Sometime later the South Korean PM is visiting Washington with a bunch of blokes who don’t look at all suspicious. A C130 gunship flies across Washington. Two US Air Force jets fly alongside just in the right place so that they can be shot down. The plane then shoots up the capital and the White House, heralding a ground assault on the building, which is then captured by the terrorists who want the US to pull its forces out of the Korean Peninsula. The cunning devils also want the self-destruct codes for America’s nuclear arsenal so that they can blow the lot up and turn the country into a wasteland.
Although Gerard Butler is no longer one of the president’s bodyguards, he drops by the White House, helps the president’s son to escape, whacks all the terrorists, and stops the ICBMs from being detonated.

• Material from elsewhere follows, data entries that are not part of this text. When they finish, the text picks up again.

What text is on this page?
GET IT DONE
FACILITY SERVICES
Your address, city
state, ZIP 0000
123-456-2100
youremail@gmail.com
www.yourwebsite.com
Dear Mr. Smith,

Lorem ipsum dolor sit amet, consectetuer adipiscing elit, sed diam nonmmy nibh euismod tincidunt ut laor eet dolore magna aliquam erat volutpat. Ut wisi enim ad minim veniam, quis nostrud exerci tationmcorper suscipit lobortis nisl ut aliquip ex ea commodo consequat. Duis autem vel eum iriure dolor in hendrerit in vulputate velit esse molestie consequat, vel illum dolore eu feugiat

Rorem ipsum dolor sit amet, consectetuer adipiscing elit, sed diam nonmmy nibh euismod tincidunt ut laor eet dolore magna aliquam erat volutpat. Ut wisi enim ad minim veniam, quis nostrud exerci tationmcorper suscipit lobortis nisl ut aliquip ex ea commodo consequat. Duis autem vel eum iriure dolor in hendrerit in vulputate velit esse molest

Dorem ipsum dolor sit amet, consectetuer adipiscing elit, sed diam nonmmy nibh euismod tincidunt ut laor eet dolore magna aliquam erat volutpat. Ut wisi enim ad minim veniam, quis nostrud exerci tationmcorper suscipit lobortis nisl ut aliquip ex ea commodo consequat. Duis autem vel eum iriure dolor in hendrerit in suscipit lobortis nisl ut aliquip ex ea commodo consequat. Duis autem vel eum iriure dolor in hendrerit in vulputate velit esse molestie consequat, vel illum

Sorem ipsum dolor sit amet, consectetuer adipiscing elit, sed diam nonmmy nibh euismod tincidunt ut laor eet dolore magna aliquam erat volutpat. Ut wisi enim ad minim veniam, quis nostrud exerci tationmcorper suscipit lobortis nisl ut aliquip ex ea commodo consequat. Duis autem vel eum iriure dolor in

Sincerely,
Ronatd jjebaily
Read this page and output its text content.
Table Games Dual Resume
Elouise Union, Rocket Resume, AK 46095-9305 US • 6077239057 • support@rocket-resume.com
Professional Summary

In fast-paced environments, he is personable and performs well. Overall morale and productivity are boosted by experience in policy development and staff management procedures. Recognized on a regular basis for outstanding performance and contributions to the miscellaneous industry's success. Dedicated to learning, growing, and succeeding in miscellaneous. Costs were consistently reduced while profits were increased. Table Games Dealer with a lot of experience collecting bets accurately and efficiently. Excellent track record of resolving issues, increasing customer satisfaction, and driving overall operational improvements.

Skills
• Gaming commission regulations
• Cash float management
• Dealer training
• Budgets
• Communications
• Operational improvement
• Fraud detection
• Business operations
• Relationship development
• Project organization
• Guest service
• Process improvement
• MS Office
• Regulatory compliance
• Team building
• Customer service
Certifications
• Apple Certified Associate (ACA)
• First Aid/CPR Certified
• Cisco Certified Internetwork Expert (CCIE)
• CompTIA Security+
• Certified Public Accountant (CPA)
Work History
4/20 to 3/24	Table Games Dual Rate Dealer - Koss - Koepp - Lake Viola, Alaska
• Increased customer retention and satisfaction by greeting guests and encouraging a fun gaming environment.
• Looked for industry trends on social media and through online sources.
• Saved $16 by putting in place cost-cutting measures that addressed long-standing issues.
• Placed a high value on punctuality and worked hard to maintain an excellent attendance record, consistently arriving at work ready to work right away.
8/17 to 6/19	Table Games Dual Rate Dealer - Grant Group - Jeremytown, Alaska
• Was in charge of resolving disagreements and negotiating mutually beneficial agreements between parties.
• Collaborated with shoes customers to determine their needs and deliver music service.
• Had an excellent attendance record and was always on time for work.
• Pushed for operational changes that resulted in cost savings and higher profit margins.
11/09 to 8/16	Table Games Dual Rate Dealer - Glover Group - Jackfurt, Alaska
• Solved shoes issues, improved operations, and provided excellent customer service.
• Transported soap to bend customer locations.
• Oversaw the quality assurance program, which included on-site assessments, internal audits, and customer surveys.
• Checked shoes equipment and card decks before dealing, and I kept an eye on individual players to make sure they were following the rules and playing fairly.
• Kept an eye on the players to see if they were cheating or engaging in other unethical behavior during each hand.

Rule, Britannia! Britannia, rule the waves! they all sing at the end. The British flag rises over the White House and everyone salutes. [Are you sure about that? –ed.]
Verdict: a drinks coaster for people I don’t like.
- I’m sure that I saw an article somewhere about the Christian elements in Superman, and this film seemed to be no exception. Just as Brandon Routh did the crucifixion pose in the previous Superman film, so did Henry Cavill in this one. The scene in the church was a little weird since you’d think Superman would’ve turned to his mum for advice rather than some vicar.